106 sherds of pottery were recovered from the features exposed during evaluation, and from this total 99 sherds (93% of the assemblage) were recovered from the southern limit of the enclosure. The sherds were dated to the Iron Age and it is largely based on this material that the archaeological remains across the site have been broadly dated to the Iron Age. As we are opening up a much greater area we will not only be able to get a better understanding of the organisation of the site and the enclosures, it provides us a greater opportunity to recover artefactual evidence which is crucial to establishing the date of the remains and our understanding of the activities that were occurring within the site. We have only excavated a few of the features exposed so far but the quantity of artefacts is relatively low.

We also look at the soils contained within the features, there are referred to as fills. So far we are seeing fairly sterile fills and they appear to have been accumulated slowly over time, most likely through weathering, rather than the deliberate dumping of material such as debris from fires or cooking waste which you might associated with settlement activity.

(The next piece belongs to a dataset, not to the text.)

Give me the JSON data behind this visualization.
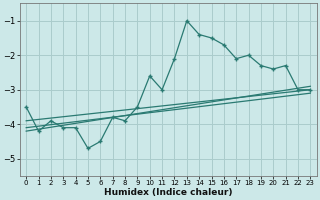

This combination of sterile fills and low levels of artefactual remains suggest we are more likely exposing enclosure used for animal management rather than settlement. However, it is still early in our excavation programme and we are yet to expose the main enclosure.

Stock enclosure?

Along the eastern limit of our excavation area, adjacent to Hook Norton Road, we have found a series of small enclosures defined by the remains of stone walls. These are parallel to the road and continue beyond on our site so we suspect they front onto the road. From these features we have recovered clay tobacco pipe, pottery of suspected 18-19th century date and animal bones. We are interpreting these as the remains of stock enclosures i.e. sheep pens or similar. Sibford Ferris itself is recorded in the Domesday Survey of 1086 but the earliest cartographic evidence we have is the Davis Map of Oxfordshire from 1797. The map depicts Sibford Ferris and Hook Norton Road but at this time the village is confined to the north and east of the road and our site lies within a larger agrictural fields. There is no depiction of the stock enclosure exposed by our works on the Davis or later maps.